List training data exports
To list training data exports, use TrainingDataExport.list
, as in the following example:
from datarobot.models.deployment import TrainingDataExport
training_data_exports = TrainingDataExport.list(deployment_id='5c939e08962d741e34f609f0')
training_data_exports
>>> [TrainingDataExport('6565fbf2356124f1daa3acc522')]
Retrieve training data export
To get training data export by identifier, use TrainingDataExport.get
, as in the following example:
from datarobot.models.deployment import ActualsDataExport
training_data_export = TrainingDataExport.get(
deployment_id='5c939e08962d741e34f609f0', export_id='65fbf2356124f1daa3acc522'
)
training_data_export
>>> TrainingDataExport('6565fbf2356124f1daa3acc522')
Fetch training export dataset
To return data from the training export as dr.Dataset
, use fetch_data
, as in the following example:
from datarobot.models.deployment import TrainingDataExport
training_data_export = TrainingDataExport.get(
deployment_id='5c939e08962d741e34f609f0', export_id='660456a332d0081029ee4031'
)
training_dataset = training_data_export.fetch_data()
training_dataset
>>> [Dataset(name='training-data-10k_diabetes.csv', id='65fb0c25019ca3333bbb4c10')]
df = training_dataset.get_as_dataframe()
df.head(2)
>>> acetohexamide time_in_hospital ... number_outpatient payer_code
0 No 1 ... 0 YY
1 No 2 ... 0 XX
This method returns a single training dataset. The obtained dataset can be transformed into, for example, a pandas DataFrame.
Data quality export
The data-quality exports provide feedback on LLM deployments. It is intended to be used in conjunction with custom-metrics for prompt monitoring.
Use the following commands to manage data-quality exports:
Data quality export list
To list data quality exports, use DataQualityExport.list
, as in the following example:
from datetime import datetime, timedelta
from datarobot.models.deployment import DataQualityExport
now=datetime.now()
data_quality_exports = DataQualityExport.list(
deployment_id='66903c40f18e6ec90fd7c8c7',
start=now - timedelta(days=1),
end=now,
)
data_quality_exports
>>> [DataQualityExport(6447ca39c6a04df6b5b0ed19c6101e3c),
...
DataQualityExport(0ff46fd3636545a9ac3e15ee1dbd8638)]

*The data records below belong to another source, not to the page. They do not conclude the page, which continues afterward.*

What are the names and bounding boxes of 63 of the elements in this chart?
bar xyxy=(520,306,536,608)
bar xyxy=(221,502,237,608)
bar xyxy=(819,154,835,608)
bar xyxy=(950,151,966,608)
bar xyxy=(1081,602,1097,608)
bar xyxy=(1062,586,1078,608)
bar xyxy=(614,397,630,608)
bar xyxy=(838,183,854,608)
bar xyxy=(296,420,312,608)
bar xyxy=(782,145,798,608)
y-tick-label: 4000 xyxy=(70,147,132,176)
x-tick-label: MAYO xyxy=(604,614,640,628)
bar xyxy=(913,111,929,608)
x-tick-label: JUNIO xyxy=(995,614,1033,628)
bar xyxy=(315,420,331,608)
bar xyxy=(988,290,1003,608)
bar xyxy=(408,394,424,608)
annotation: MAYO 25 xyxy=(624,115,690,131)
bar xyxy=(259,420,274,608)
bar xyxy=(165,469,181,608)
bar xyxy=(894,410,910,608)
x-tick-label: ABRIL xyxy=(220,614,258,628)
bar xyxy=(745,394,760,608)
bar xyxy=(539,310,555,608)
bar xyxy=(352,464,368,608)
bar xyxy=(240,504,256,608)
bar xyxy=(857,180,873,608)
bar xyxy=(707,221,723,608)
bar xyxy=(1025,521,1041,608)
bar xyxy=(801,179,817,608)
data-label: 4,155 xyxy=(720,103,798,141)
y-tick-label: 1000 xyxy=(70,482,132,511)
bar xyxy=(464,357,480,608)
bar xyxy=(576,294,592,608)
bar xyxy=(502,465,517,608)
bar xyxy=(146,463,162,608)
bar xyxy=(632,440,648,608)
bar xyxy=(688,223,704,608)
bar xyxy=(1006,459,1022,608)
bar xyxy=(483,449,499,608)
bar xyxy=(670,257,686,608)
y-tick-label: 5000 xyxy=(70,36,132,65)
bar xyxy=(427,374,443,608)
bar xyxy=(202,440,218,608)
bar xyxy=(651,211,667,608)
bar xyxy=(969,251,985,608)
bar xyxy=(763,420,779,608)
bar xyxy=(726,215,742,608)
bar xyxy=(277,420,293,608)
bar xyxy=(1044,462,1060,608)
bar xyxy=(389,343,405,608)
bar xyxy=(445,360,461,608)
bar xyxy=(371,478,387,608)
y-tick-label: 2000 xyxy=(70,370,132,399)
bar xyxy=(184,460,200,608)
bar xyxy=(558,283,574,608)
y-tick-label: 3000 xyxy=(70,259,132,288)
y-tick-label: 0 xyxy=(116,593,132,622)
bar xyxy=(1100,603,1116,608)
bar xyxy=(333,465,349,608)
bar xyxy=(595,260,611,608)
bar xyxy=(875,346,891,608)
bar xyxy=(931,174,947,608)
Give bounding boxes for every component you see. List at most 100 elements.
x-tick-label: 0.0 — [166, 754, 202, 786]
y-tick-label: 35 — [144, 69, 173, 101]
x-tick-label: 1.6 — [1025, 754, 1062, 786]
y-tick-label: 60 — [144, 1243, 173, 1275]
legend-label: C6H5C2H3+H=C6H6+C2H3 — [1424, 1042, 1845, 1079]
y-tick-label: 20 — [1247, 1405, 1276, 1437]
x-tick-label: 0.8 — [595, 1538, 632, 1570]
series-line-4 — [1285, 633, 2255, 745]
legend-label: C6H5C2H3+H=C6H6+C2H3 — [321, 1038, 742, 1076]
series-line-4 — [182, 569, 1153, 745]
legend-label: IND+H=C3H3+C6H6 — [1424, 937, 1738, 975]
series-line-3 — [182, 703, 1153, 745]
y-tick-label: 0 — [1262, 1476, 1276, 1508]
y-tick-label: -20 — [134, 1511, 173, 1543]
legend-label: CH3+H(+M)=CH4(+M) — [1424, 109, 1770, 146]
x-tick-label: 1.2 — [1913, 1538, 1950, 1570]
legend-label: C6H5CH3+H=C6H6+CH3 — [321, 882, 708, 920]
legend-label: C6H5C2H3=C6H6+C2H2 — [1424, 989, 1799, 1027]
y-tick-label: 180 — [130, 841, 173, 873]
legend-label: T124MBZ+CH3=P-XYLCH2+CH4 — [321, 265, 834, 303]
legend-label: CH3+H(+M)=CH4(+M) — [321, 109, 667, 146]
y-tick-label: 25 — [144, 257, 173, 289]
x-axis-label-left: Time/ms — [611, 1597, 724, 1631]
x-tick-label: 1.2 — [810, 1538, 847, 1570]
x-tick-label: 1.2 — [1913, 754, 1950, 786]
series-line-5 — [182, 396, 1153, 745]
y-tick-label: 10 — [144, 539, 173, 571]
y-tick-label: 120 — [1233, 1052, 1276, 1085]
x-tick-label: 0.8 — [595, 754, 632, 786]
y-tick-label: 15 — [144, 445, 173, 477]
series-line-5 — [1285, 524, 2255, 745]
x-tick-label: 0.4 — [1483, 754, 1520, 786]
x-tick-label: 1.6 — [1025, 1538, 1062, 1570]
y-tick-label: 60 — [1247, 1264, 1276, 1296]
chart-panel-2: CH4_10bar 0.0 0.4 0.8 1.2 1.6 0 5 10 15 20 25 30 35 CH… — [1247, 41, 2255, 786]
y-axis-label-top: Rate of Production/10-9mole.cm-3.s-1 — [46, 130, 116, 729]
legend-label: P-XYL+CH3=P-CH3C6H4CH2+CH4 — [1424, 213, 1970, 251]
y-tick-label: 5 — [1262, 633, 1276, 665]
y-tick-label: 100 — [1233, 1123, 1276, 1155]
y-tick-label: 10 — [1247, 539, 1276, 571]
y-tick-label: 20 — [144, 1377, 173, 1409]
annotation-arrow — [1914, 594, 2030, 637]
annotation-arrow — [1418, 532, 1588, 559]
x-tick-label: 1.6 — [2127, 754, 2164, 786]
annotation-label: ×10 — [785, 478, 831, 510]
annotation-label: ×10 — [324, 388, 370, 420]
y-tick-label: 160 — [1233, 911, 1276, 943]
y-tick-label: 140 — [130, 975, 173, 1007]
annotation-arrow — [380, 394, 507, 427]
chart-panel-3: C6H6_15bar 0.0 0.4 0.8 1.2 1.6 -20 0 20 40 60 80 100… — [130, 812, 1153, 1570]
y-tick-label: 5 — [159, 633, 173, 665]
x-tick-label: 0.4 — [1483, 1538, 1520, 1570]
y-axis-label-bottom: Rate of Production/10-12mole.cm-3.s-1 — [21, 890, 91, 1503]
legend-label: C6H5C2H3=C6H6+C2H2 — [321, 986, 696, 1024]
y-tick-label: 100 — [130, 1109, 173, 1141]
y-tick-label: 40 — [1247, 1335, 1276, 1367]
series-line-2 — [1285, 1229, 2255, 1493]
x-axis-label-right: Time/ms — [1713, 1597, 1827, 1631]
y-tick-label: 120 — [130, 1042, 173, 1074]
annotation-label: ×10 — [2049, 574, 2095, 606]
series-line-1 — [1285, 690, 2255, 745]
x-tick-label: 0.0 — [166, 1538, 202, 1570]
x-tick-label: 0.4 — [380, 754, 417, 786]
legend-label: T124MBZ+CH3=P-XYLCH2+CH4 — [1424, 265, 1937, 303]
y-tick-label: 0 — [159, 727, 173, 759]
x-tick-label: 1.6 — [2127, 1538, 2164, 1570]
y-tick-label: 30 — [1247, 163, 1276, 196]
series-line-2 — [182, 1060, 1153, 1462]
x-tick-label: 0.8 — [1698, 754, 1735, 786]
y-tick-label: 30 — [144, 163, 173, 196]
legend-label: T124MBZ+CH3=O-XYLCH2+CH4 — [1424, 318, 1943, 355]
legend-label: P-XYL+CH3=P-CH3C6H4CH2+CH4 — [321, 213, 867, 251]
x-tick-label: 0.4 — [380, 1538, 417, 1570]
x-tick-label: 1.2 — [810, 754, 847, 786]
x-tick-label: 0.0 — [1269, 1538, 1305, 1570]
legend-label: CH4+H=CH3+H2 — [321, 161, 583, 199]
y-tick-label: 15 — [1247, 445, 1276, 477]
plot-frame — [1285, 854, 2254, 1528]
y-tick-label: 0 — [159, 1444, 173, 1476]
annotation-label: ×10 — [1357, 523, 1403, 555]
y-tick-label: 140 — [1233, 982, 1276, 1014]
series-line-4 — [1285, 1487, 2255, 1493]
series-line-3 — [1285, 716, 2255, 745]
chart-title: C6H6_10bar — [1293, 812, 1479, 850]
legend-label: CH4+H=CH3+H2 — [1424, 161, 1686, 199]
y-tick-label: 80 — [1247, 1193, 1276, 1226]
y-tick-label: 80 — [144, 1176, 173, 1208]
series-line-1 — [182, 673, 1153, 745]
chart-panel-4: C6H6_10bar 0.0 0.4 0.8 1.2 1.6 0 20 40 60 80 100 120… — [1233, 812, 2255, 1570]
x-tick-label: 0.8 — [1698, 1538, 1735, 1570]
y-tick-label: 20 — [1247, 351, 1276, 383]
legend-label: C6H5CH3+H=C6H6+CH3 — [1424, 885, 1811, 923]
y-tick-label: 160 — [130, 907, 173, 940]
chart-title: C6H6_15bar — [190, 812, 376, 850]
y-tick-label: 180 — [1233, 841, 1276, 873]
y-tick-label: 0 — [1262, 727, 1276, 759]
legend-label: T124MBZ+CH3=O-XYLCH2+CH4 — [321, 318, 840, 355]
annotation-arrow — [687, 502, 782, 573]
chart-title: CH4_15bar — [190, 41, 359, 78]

data_quality_deports[0].metrics
>>> [{'id': '669688f90a23524131e2d301', 'name': 'metric 3', 'value': None},
{'id': '669688e633ae1ffce40eb2f8', 'name': 'metric 2', 'value': 45.0},
{'id': '669688d282c9384ab8068a6c', 'name': 'metric 1', 'value': 178.0}]
The start and end of the export can be defined as a datetime or string type. And, there are many options for filtering and ordering the data.